Une fois qu'il grimpe à nouveau dans le siège du conducteur, le camion démarre silencieusement, et nous commençons à nous diriger vers sa maison. Plus nous nous en approchons, plus l'anxiété me gagne. Je sais où il habite, mais je n'ai jamais mis les pieds chez lui. Franchement, je n'en ai jamais eu envie.
"Je peux sentir ton cerveau bouillonner d'ici. Ne t'inquiète pas, tu peux partir quand tu veux. Je ne prévois pas de te retenir en otage," dit-il, le coin de sa bouche se relevant.
"Ce n'est pas ça qui m'inquiète," je mens, en croisant les bras. J'aimerais qu'il arrête d'agir comme s'il pouvait me lire. Il ne sait rien de moi, à part que je suis la petite sœur de Gray et que je le déteste.
Il répond par un "mhmm" exaspérant, les yeux toujours fixés sur la route.
Une fois que nous nous garons dans l'allée, il me dit de rester à l'intérieur pendant qu'il apporte toutes les affaires. Puis, il sort le siège auto de Zuri de la banquette arrière et la porte à l'intérieur.
Qu'est-ce qui se passe vraiment ? Je le suis, me rappelant le dégoût sur son visage quand il a vu Zuri pour la première fois.
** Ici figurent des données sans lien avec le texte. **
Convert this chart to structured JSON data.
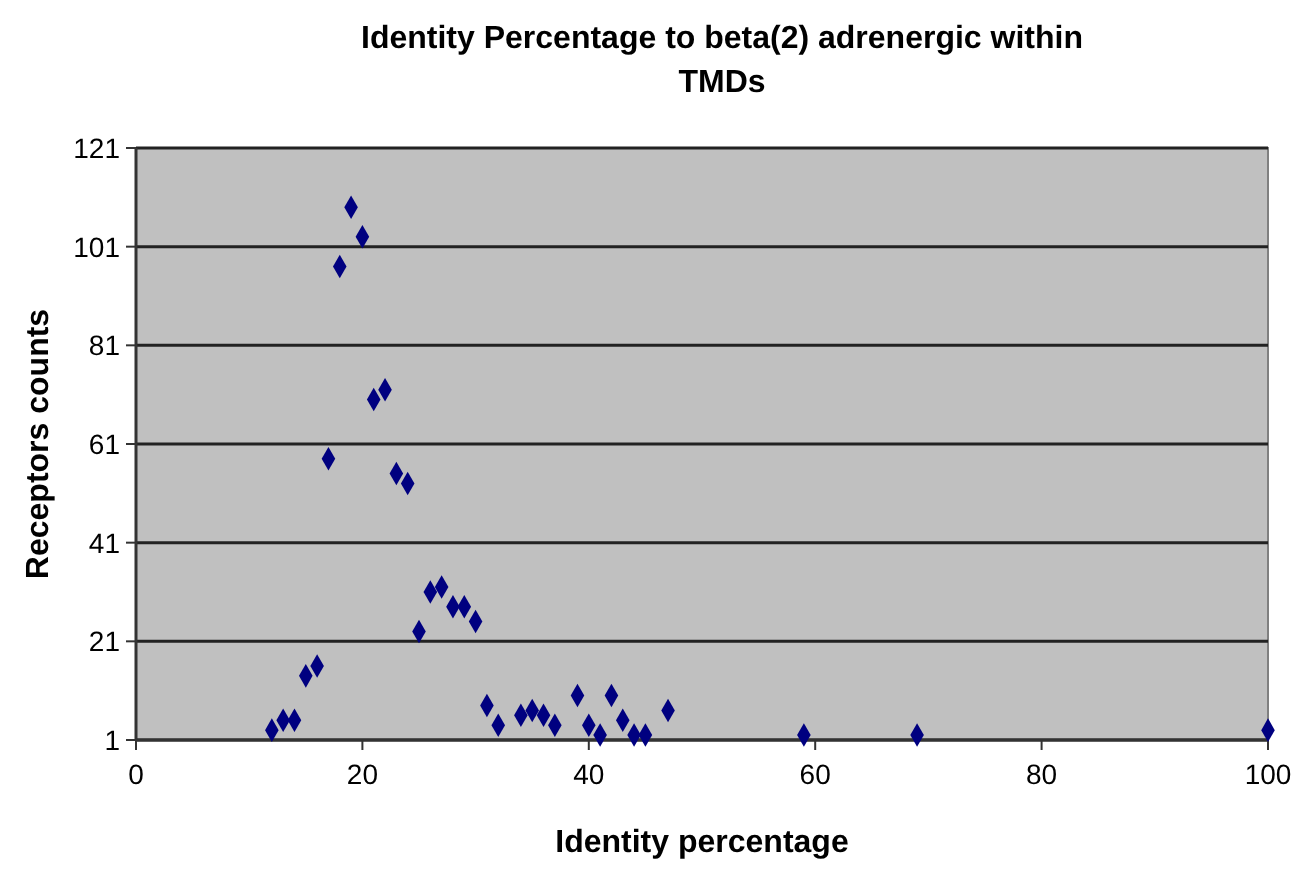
{
  "chart_data": {
    "type": "scatter",
    "title": "Identity Percentage to beta(2) adrenergic within TMDs",
    "xlabel": "Identity percentage",
    "ylabel": "Receptors counts",
    "x": [
      12,
      13,
      14,
      15,
      16,
      17,
      18,
      19,
      20,
      21,
      22,
      23,
      24,
      25,
      26,
      27,
      28,
      29,
      30,
      31,
      32,
      34,
      35,
      36,
      37,
      39,
      40,
      41,
      42,
      43,
      44,
      45,
      47,
      59,
      69,
      100
    ],
    "series": [
      {
        "color": "#000080",
        "values": [
          3,
          5,
          5,
          14,
          16,
          58,
          97,
          109,
          103,
          70,
          72,
          55,
          53,
          23,
          31,
          32,
          28,
          28,
          25,
          8,
          4,
          6,
          7,
          6,
          4,
          10,
          4,
          2,
          10,
          5,
          2,
          2,
          7,
          2,
          2,
          3
        ]
      }
    ],
    "xlim": [
      0,
      100
    ],
    "xticks": [
      0,
      20,
      40,
      60,
      80,
      100
    ],
    "ylim": [
      1,
      121
    ],
    "yticks": [
      1,
      21,
      41,
      61,
      81,
      101,
      121
    ],
    "grid": "y",
    "marker": "diamond"
  }
}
Et maintenant, il la porte.
Oui, quelque chose cloche, et je suis déterminée à découvrir quoi.
En entrant, ma bouche s'ouvre de stupeur. Sa maison est incroyable, comme l'appartement idéal de célibataire. C'est un duplex avec une lumière naturelle qui inonde toutes les fenêtres impeccables, projetant une lueur chaude et accueillante sur l'espace. Je craignais devoir faire un gros travail de sécurisation pour bébé ce soir, mais à part quelques canapés modernes et élégants, la grande télévision à écran plat et les œuvres d'art coûteuses sont accrochées au mur, bien hors de portée. Ses femmes de ménage doivent faire un travail incroyable, il n'y a pas un grain de poussière en vue.
Je devrai m'assurer de nettoyer après Zuri dès qu'elle fera un désordre, cependant. C'est son espace, et il nous permet gracieusement de rester ici pour une raison quelconque. Je veux m'assurer de montrer ma gratitude, malgré le sentiment qu'il prépare quelque chose.
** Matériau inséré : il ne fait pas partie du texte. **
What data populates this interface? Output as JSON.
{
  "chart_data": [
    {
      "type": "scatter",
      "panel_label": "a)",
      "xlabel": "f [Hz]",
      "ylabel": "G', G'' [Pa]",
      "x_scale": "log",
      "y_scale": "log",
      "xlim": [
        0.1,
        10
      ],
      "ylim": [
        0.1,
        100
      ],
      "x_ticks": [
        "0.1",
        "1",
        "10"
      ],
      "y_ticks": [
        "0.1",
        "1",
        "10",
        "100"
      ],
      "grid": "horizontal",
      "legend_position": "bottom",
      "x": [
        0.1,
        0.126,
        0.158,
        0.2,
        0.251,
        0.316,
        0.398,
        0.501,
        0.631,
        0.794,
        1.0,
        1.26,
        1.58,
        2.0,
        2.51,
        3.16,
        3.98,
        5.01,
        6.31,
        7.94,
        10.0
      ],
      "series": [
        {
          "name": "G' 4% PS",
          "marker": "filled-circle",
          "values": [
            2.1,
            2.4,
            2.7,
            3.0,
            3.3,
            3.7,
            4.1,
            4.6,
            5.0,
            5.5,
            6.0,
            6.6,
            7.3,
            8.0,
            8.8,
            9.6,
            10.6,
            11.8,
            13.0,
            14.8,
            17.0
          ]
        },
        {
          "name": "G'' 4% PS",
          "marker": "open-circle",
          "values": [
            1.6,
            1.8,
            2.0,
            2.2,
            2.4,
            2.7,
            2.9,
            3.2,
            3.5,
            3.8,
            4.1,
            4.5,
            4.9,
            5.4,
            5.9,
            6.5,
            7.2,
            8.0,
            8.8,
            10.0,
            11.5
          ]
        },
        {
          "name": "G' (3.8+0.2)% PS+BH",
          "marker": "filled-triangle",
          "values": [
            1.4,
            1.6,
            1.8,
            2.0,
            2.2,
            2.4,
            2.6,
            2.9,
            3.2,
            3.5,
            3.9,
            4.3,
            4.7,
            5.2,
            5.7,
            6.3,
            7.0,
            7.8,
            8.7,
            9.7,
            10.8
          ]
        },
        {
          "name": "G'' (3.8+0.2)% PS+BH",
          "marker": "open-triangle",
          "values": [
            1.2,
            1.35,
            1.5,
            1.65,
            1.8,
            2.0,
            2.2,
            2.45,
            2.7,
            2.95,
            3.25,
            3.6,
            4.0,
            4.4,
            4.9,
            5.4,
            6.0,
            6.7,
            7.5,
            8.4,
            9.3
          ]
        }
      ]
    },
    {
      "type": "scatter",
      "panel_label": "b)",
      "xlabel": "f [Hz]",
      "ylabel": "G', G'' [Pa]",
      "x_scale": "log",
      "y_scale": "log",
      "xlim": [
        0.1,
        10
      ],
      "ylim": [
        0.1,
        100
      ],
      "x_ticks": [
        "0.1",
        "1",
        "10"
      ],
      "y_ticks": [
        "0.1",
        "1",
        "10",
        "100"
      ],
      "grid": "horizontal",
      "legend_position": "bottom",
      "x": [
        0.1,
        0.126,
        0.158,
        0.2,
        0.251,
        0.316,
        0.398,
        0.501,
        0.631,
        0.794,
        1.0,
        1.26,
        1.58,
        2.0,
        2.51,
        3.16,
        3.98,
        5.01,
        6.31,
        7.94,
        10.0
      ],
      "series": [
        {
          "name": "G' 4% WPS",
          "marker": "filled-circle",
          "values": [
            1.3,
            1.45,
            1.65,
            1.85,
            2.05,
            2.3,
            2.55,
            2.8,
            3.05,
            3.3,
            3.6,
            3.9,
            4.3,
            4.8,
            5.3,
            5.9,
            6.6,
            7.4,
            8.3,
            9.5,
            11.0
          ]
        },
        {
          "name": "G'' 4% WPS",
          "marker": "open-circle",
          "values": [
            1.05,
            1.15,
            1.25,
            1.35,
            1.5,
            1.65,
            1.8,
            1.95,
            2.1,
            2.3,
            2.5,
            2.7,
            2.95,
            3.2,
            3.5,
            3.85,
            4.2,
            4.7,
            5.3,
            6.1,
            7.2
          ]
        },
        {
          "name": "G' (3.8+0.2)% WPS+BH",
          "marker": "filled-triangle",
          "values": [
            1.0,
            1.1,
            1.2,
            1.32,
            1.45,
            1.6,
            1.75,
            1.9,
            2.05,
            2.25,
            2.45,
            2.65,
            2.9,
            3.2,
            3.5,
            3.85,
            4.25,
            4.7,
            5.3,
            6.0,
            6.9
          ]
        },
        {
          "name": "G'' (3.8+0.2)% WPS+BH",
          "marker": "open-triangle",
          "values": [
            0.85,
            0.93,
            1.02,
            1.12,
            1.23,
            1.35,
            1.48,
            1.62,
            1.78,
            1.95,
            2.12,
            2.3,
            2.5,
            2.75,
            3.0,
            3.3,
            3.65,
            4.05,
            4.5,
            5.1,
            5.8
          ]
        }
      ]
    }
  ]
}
"Euh, tu es sûr que tu veux qu'on reste ici jusqu'à ce que Gray vienne nous chercher ?" je demande à voix basse, en regardant toujours autour de son mini palais.
Alors qu'il commence à monter les escaliers, il jette un coup d'œil par-dessus son épaule. "Tu m'as appelé à l'aide, non ? Quel genre d'homme serais-je si je ne m'assurais pas que tu es en sécurité jusqu'à ce qu'il prenne le relais ?"
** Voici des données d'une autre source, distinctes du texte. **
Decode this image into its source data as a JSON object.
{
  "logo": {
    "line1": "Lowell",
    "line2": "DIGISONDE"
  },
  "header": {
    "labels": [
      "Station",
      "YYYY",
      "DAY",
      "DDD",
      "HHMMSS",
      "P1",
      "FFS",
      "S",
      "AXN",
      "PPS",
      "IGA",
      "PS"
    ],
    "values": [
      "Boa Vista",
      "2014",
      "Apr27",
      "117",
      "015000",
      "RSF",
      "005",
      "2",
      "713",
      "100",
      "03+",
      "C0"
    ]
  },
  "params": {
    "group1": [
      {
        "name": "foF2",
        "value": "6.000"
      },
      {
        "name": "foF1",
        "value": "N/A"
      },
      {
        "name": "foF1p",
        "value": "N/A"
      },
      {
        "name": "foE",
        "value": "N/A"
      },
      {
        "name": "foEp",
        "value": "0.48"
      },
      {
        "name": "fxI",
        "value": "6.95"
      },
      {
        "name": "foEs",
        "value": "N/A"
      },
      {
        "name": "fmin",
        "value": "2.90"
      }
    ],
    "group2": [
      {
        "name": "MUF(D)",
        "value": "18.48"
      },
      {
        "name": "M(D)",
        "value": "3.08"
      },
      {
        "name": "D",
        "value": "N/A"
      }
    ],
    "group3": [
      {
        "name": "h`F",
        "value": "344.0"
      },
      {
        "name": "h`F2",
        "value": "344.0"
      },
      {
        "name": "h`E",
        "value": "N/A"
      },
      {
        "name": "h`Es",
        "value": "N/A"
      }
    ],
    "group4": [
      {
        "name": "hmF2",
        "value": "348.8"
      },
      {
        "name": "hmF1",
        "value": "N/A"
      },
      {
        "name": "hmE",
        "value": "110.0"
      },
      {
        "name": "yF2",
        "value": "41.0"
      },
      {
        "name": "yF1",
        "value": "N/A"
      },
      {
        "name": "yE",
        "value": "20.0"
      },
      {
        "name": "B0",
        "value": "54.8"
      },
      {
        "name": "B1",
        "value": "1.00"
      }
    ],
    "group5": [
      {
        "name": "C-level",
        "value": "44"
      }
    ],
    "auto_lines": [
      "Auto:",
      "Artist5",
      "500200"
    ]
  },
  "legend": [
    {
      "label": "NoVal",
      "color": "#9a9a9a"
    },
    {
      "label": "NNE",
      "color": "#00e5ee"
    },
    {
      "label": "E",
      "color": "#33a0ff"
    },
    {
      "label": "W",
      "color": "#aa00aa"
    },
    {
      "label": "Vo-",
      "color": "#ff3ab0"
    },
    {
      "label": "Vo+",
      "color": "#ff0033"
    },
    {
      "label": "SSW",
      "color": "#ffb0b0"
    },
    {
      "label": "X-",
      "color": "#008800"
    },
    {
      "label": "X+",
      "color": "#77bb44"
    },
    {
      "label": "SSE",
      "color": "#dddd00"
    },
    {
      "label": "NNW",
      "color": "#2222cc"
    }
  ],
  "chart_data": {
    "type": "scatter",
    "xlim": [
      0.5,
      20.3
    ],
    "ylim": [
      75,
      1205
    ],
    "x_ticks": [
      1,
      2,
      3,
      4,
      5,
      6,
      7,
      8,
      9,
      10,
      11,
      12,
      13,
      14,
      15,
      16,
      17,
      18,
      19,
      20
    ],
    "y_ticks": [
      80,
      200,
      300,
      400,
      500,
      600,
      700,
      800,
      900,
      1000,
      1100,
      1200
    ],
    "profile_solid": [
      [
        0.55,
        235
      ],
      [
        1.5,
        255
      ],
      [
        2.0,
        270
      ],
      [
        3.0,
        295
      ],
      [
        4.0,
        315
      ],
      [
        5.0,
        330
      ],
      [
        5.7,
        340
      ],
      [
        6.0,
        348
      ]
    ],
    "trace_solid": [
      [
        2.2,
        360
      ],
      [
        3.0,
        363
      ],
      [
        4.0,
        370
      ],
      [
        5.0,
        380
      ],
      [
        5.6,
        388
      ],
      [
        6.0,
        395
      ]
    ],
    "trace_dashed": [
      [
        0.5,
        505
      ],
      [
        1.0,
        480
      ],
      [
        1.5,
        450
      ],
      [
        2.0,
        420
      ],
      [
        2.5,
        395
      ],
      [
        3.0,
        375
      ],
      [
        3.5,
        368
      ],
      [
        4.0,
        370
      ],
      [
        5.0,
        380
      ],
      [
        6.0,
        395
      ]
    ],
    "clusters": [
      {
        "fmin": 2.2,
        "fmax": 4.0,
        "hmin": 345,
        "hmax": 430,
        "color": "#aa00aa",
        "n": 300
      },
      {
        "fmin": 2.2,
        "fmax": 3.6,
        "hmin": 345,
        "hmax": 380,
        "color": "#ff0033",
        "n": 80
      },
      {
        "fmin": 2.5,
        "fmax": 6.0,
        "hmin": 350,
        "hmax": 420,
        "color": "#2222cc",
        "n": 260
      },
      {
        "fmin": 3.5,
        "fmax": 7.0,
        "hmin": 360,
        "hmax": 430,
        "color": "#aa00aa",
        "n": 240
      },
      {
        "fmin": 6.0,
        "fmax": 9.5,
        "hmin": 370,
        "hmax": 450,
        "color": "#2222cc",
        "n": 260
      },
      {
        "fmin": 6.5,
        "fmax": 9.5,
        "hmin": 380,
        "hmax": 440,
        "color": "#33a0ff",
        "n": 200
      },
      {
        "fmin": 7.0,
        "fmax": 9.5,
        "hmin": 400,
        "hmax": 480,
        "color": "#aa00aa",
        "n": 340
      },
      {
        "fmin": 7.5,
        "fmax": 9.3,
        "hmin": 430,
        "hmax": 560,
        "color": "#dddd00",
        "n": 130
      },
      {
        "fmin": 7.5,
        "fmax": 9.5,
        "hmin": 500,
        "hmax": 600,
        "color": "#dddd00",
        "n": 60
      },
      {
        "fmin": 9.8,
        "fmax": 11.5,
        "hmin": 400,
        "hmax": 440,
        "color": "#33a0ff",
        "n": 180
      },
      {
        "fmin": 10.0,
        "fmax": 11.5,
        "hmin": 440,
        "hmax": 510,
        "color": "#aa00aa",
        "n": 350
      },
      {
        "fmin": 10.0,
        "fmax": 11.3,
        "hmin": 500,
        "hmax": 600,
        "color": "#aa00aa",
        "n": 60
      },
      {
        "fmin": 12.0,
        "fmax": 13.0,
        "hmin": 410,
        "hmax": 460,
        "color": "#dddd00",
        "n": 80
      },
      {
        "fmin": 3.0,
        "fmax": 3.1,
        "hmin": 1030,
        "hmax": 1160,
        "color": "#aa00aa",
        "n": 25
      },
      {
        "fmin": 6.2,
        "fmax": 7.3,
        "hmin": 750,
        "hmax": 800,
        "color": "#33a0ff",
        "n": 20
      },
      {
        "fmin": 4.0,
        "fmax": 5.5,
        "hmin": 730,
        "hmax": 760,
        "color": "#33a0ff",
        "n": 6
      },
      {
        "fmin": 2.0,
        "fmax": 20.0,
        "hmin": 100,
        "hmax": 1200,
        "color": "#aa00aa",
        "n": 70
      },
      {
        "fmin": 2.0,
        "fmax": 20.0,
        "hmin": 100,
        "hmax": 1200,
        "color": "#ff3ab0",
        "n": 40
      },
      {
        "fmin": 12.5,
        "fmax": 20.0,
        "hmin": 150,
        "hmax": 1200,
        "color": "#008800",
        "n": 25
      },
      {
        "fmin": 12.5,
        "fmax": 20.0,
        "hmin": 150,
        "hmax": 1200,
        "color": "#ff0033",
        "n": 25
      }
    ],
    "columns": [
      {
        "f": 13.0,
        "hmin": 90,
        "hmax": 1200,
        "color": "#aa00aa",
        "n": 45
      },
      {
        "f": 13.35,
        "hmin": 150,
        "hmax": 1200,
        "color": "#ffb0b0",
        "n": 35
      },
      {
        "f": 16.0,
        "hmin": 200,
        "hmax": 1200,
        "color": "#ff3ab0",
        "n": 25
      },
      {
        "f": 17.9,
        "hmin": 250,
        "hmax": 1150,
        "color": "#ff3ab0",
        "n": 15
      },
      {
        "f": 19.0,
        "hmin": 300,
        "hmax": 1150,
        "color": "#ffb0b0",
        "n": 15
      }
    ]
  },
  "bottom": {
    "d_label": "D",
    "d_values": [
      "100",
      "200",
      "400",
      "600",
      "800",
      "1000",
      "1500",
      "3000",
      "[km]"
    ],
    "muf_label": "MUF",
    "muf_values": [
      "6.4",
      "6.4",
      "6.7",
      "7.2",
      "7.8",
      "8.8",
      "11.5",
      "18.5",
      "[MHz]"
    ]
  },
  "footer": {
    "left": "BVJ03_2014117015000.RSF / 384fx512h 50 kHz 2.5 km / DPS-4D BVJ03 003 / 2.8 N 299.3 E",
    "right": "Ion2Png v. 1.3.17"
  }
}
Le même connard avec qui j'ai grandi, je veux répondre, mais je me mords la langue.
Il sourit et disparaît à l'étage. Pendant que je suppose qu'il prend une douche, j'étale la couverture de Zuri et la pose dessus, lui donnant une gourde de purée de poulet et de pois et carottes. Aussi dégoûtant que cela puisse paraître, elle la dévore avec joie, ses petites mains agrippant la gourde comme si quelqu'un pouvait la lui voler.
Pendant qu'elle mange, je monte le lit de voyage. Même si c'est un nouvel environnement inconnu, j'espère qu'elle s'endormira après avoir mangé, comme d'habitude. J'ai besoin de temps pour réfléchir à notre avenir. Nous ne pouvons pas vivre avec Gray éternellement. Je sais qu'Isaac finira par nous retrouver et essayera de m'enlever Zuri, s'il ne me tue pas d'abord. Nous ne sommes pas en sécurité ici à Moonshadow Creek.
Je souris en la regardant. "Je t'avais dit que Maman nous sortirait de là. Il ne me reste plus qu'à trouver où aller à partir d'ici," je murmure, plus pour moi-même que pour elle.
Pour le moment, ma priorité est de garder Zuri en sécurité pendant que je trouve un moyen de repartir à zéro, où personne ne pourra jamais nous retrouver.